I am using the code below:
df_logical = df_parcial.groupBy("customer_id", "person_id").agg(
when(expr("bool_and(is_online_store)"), "Online")
.when(expr("bool_and(!is_online_store)"), "Offline")
.when(expr("bool_and(is_online_store)").isNull(), None)
.otherwise("Hybrid").alias("type_person"))

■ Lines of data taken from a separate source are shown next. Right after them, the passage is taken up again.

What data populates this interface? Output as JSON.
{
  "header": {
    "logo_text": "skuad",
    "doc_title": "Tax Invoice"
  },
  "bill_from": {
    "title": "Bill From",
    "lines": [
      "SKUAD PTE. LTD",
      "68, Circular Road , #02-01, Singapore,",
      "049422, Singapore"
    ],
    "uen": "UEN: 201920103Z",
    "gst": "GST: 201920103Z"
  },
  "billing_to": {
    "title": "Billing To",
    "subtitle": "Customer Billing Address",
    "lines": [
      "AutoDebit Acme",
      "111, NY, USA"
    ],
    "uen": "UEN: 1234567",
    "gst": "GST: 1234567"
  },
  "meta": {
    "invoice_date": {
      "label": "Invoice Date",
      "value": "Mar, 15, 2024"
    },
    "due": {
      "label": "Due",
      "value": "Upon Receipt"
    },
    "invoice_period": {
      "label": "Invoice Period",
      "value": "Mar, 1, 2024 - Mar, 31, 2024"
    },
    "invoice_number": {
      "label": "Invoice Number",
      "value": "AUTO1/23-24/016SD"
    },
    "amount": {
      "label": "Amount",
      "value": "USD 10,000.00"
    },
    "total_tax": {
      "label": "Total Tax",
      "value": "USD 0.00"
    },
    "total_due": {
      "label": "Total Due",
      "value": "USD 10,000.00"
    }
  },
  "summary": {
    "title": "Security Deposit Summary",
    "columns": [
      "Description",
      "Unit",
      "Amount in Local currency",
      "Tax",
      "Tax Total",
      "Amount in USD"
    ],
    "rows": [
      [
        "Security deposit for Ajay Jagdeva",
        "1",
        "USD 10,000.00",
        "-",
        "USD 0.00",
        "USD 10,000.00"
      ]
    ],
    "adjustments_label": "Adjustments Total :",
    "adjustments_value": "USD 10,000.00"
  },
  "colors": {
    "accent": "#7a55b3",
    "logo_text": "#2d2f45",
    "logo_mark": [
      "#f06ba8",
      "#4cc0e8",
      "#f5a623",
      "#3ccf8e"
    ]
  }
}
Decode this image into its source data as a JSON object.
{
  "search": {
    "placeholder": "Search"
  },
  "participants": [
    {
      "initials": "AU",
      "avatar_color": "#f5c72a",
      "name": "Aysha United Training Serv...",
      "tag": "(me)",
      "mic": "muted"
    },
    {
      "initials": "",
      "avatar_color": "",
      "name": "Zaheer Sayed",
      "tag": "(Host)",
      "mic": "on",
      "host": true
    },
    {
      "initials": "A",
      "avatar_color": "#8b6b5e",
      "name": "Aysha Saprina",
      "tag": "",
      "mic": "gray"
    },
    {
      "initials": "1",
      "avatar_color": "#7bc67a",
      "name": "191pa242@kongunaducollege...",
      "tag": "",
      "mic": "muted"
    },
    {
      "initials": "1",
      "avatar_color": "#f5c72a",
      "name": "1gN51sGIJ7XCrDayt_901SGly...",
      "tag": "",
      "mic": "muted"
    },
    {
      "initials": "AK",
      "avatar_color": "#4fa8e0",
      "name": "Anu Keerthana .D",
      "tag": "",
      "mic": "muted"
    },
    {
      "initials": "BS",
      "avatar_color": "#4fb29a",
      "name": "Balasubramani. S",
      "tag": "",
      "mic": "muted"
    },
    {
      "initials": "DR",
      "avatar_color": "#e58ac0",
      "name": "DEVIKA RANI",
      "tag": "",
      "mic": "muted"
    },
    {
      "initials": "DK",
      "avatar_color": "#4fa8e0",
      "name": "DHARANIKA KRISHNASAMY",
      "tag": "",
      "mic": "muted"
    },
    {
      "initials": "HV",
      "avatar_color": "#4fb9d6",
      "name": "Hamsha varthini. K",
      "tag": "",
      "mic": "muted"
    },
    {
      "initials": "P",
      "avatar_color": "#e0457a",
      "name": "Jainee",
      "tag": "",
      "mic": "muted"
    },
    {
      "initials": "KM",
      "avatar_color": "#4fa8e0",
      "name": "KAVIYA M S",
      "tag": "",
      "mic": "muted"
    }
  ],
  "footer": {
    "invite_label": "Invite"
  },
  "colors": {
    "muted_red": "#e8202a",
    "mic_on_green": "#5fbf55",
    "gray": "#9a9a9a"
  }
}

And the rules I have are as follows:
- If PersonId count(column) has 1 or Trues and None False then Online
- If PersonId count(column) has 1 or False and None True then offline
- If the PersonId count(column) has at least 1 False AND 1 True then Hybrid
But when I went to upload the code to production, the following error appears:
Undefined function: 'bool_and'. This function is neither a registered temporary function nor a permanent function registered in the database 'default'.; line 1 pos 0
How can I get around this error?
Table original:
customer | PersonId | is_online_store |
---|---|---|
afabd2d2 | 4 | true |
afabd2d2 | 8 | true |
afabd2d2 | 3 | true |
afabd2d2 | 2 | false |
afabd2d2 | 4 | false |
Table as it should be:
customer | PersonId | type_person |
---|---|---|
afabd2d2 | 4 | Hybrid |
afabd2d2 | 8 | Online |
afabd2d2 | 3 | Online |
afabd2d2 | 2 | Offline |
CodePudding user response:
You get that error because bool_and
function only is available since Spark 3. You can achieve the same using conditional count like this:
df_logical = df_parcial.groupBy("customer", "PersonId").agg(
F.when(
F.count(F.when(F.col("is_online_store") == "true", 1)) == F.count("*"), "Online"
).when(
F.count(F.when(F.col("is_online_store") == "false", 1)) == F.count("*"), "Offline"
).otherwise("Hybrid").alias("New_Column")
)